Biden called the Braves’ drive an “unstoppable, joyful run.” The team got its White House visit in with just over a week left before the 2022 regular season wraps up and the Major League Baseball playoffs begin again. The Braves trail the New York Mets by 1.5 games in the National League East but have clinched a wildcard spot for the MLB playoffs that begin Oct. 7. Chief Executive Officer Terry McGuirk said he hoped they’d be back to the White House again soon.

In August 2021, the Braves were a mess, playing barely at .500. But then they started winning. And they kept it up, taking the World Series in six games over the Houston Astros.

Biden called their performance of “history’s greatest turnarounds.”

“This team has literally been part of American history for over 150 years,” said Biden. “But none of it came easy … people counting you out. Heck, I know something about being counted out.”

Players lined up on risers behind Biden, grinning and waving to the crowd, but the player most discussed was one who hasn’t been on the team in nearly 50 years and who died last year: Hall of Famer Hank Aaron.

Hammerin’ Hank was the home run king for 33 years, dethroning Babe Ruth with a shot to left field on April 8, 1974. He was one of the most famous players for Atlanta and in baseball history, a clear-eyed chronicler of the hardships thrown his way – from the poverty and segregation of his Alabama youth to the racist threats he faced during his pursuit of one of America’s most hallowed records. He died in January at 86.

“This is team is defined by the courage of Hank Aaron,” Biden said.

McGuirk said Aaron, who held front office positions with the team and was one of Major League Baseball’s few Black executives, was watching over them.

“He’d have been there every step of the way with us if he was here,” McGuirk added.

The president often honors major league and some college sports champions with a White House ceremony, typically a nonpartisan affair in which the commander in chief pays tribute to the champs’ prowess, poses for photos and comes away with a team jersey.

Those visits were highly charged in the previous administration. Many athletes took issue with President Donald Trump’s policies and rhetoric on policing, immigration and more. Trump, for his part, didn’t take kindly to criticism from athletes or their on-field expressions of political opinions.

Under Biden, the tradition appears to be back. He’s hosted the NBA champion Milwaukee Bucks and Super Bowl champion Tampa Bay Buccaneers at the White House.

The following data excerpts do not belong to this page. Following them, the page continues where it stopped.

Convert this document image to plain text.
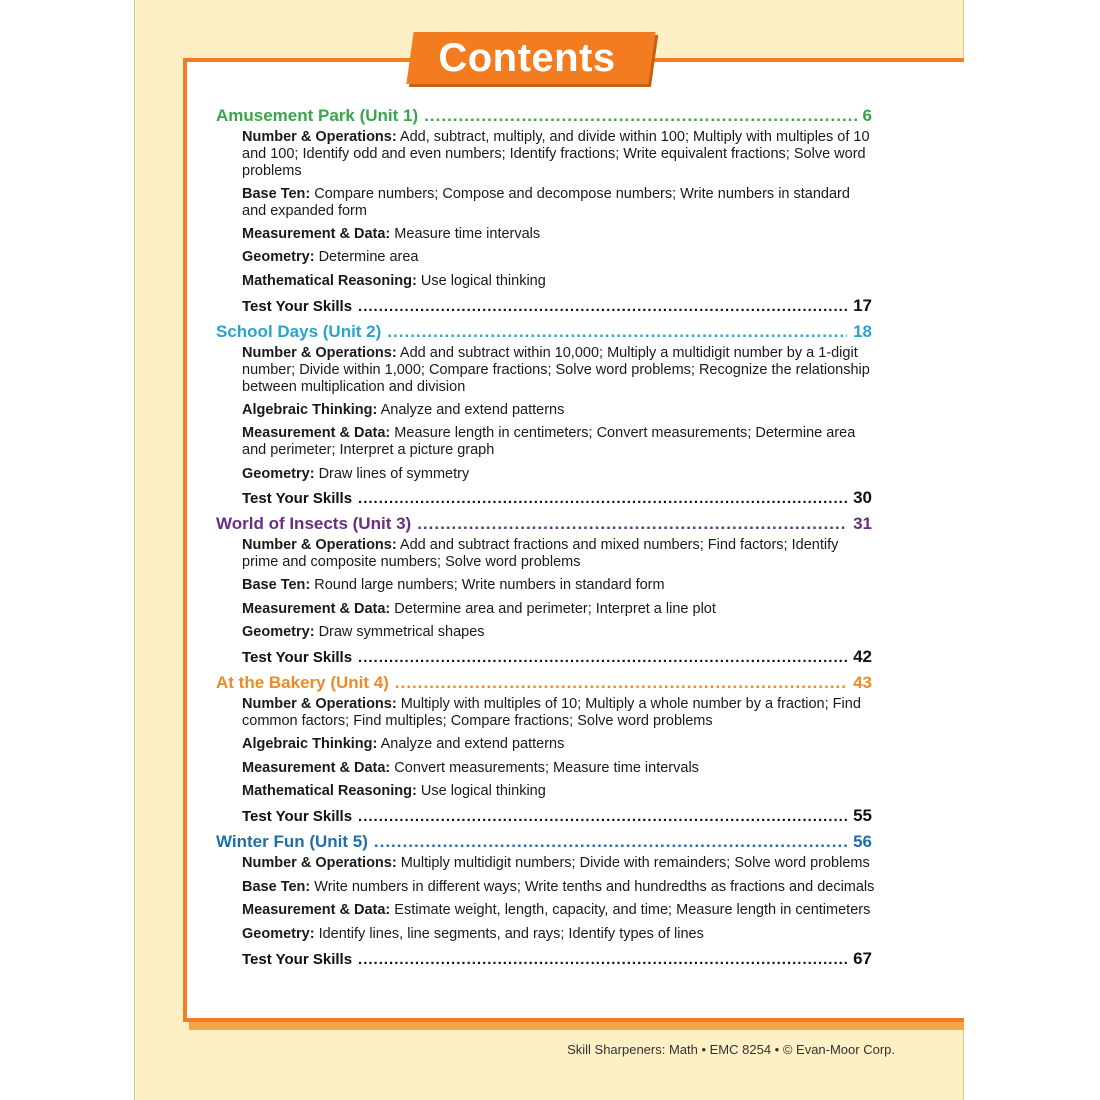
Contents
Amusement Park (Unit 1) .....	6
Number & Operations: Add, subtract, multiply, and divide within 100; Multiply with multiples of 10 and 100; Identify odd and even numbers; Identify fractions; Write equivalent fractions; Solve word problems
Base Ten: Compare numbers; Compose and decompose numbers; Write numbers in standard and expanded form
Measurement & Data: Measure time intervals
Geometry: Determine area
Mathematical Reasoning: Use logical thinking
Test Your Skills .....	17
School Days (Unit 2) .....	18
Number & Operations: Add and subtract within 10,000; Multiply a multidigit number by a 1-digit number; Divide within 1,000; Compare fractions; Solve word problems; Recognize the relationship between multiplication and division
Algebraic Thinking: Analyze and extend patterns
Measurement & Data: Measure length in centimeters; Convert measurements; Determine area and perimeter; Interpret a picture graph
Geometry: Draw lines of symmetry
Test Your Skills .....	30
World of Insects (Unit 3) .....	31
Number & Operations: Add and subtract fractions and mixed numbers; Find factors; Identify prime and composite numbers; Solve word problems
Base Ten: Round large numbers; Write numbers in standard form
Measurement & Data: Determine area and perimeter; Interpret a line plot
Geometry: Draw symmetrical shapes
Test Your Skills .....	42
At the Bakery (Unit 4) .....	43
Number & Operations: Multiply with multiples of 10; Multiply a whole number by a fraction; Find common factors; Find multiples; Compare fractions; Solve word problems
Algebraic Thinking: Analyze and extend patterns
Measurement & Data: Convert measurements; Measure time intervals
Mathematical Reasoning: Use logical thinking
Test Your Skills .....	55
Winter Fun (Unit 5) .....	56
Number & Operations: Multiply multidigit numbers; Divide with remainders; Solve word problems
Base Ten: Write numbers in different ways; Write tenths and hundredths as fractions and decimals
Measurement & Data: Estimate weight, length, capacity, and time; Measure length in centimeters
Geometry: Identify lines, line segments, and rays; Identify types of lines
Test Your Skills .....	67
Skill Sharpeners: Math • EMC 8254 • © Evan-Moor Corp.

On Monday he joked about first lady Jill Biden’s Philadelphia allegiances.

“Like every Philly fan, she’s convinced she knows more about everything in sports than anybody else,” he said. He added that he couldn’t be too nice to the Atlanta team because it had just beaten the Phillies the previous night in extra innings.

Press secretary Karine Jean-Pierre was later questioned about the team’s name, particularly as other professional sports teams have moved away from names – like the Cleveland Indians, now the Guardians, and the Washington Redskins, now the Commanders – following years of complaints from Native American groups over the images and symbols.

She said it was important for the country to have the conversation. “And Native American and Indigenous voices – they should be at the center of this conversation,” she said.

Biden supported MLB’s decision to pull the 2021 All-Star Game from Atlanta to protest Georgia’s sweeping new voting law, which critics contend is too restrictive.